Malgré les nombreux drames qui se jouent chaque année sur la route maritime menant des côtes algériennes à l’Espagne, celle-ci demeure « invisible », déplore Caminando Fronteras. Dans un rapport publié début février, après des mois d’enquête, l’ONG espagnole se propose de rétablir quelques vérités.
Mehdi, Youssouf, Farid, Ibrahim, Iskander, Tahar… Tous ont pris place, une nuit ou très tôt un matin, dans un petit zodiac à moteur, depuis la côte algérienne. La traversée pour l’Espagne, de l’autre côté de la mer Méditerranée, ne prend que quelques heures. Mais depuis leur départ, il y a plusieurs mois voire deux ou trois années, ces candidats à une vie meilleure en Europe n’ont plus jamais donné signe de vie. Leurs visages s’alignent désormais les uns derrière les autres sur la page du site de l’association espagnole Caminando Fronteras, dédiée aux disparus de la route vers l’Espagne.

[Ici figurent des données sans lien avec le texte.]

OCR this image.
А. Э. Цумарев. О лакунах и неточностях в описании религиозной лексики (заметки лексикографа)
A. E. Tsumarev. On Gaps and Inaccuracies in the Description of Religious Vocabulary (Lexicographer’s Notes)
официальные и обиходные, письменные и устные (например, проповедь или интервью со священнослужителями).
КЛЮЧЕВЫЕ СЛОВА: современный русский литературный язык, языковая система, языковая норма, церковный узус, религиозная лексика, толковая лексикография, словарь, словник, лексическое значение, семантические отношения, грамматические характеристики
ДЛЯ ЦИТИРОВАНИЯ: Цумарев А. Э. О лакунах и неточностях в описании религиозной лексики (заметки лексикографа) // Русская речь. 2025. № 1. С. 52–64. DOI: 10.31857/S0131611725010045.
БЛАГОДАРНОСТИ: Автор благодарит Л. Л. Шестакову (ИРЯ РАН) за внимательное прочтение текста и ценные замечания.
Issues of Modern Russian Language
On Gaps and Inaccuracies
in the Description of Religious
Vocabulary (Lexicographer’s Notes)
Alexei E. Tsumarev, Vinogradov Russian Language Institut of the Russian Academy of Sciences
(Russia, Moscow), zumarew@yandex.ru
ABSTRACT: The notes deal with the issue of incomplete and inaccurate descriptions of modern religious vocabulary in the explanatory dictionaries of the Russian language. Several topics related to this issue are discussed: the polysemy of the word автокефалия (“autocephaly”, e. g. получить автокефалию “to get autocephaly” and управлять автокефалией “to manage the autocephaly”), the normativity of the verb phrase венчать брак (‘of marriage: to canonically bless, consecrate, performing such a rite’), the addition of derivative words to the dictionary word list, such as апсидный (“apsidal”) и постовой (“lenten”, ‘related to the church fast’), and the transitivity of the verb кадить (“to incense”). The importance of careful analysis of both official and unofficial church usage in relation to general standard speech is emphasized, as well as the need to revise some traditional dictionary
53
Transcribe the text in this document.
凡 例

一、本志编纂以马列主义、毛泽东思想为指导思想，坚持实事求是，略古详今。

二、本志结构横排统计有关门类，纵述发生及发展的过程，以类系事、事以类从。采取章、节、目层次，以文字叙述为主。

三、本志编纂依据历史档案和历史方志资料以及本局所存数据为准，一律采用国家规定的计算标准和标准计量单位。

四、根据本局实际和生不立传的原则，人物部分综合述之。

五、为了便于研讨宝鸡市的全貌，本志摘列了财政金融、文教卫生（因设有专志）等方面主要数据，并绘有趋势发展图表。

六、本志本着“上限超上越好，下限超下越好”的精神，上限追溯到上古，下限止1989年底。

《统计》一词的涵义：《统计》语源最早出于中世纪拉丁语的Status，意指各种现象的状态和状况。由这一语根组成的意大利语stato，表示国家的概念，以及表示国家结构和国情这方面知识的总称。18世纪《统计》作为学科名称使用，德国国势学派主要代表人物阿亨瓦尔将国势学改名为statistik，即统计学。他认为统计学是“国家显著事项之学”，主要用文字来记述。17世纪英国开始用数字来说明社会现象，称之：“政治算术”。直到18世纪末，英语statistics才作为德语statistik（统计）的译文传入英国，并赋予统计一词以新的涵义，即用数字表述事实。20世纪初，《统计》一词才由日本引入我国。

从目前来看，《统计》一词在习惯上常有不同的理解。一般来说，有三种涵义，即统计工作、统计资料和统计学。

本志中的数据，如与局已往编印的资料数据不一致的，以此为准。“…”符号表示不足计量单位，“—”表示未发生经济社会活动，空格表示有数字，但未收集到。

Sur ce passage en Méditerranée, les drames se jouent tout au long de l’année : en 2022, au moins 464 personnes y sont mortes dans 43 naufrages, contre 191 en 2021. Et avec 1 583 morts entre 2018 et 2022, cette voie est même la deuxième voie migratoire vers l’Espagne la plus meurtrière de ces cinq dernières années, derrière celle des Canaries.
Malgré ce macabre décompte, cette route migratoire reste « invisible », déplore Caminando Fronteras dans son dernier rapport intitulé « Mur de l’indifférence, la route algérienne en Méditerranée occidentale« . Surtout, elle n’est très souvent décrite que par le prisme d’une route pour « migrants économiques » dont les aspirations sont très mal connues. « En Espagne, on ne sait que très peu de choses sur l’Algérie. Et le peu que l’on connaît, ce sont des préjugés sur les personnes qui traversent la mer », indique le rapport. Basé sur des entretiens avec des familles de victimes, des exilés, des représentants d’administration et des travailleurs sociaux en Algérie, en Espagne et en France, le document rétablit quelques idées préconçues.
« Harga familiale »
D’abord sur le profil des candidats à l’exil. Sur cet itinéraire emprunté depuis des années, les « harragas » [littéralement « brûleurs de frontières »] sont majoritairement de jeunes hommes algériens âgés de moins de 30 ans. Mais « s’il est vrai que les hommes célibataires sont les plus représentés », les groupes de personnes qui prennent cette route sont en réalité « bien plus variés » : ces dernières années, les embarcations de fortune se remplissent, aussi, de familles entières. Une « harga [migration en français] familiale inédite », affirmait déjà en octobre 2021 à InfoMigrants Saïd Salhi, vice-président de la Ligue algérienne pour la défense des droits de l’Homme (LADDH), qui trouve racine dans la morosité économique plombant l’Algérie depuis 2014 et la chute du cours du pétrole.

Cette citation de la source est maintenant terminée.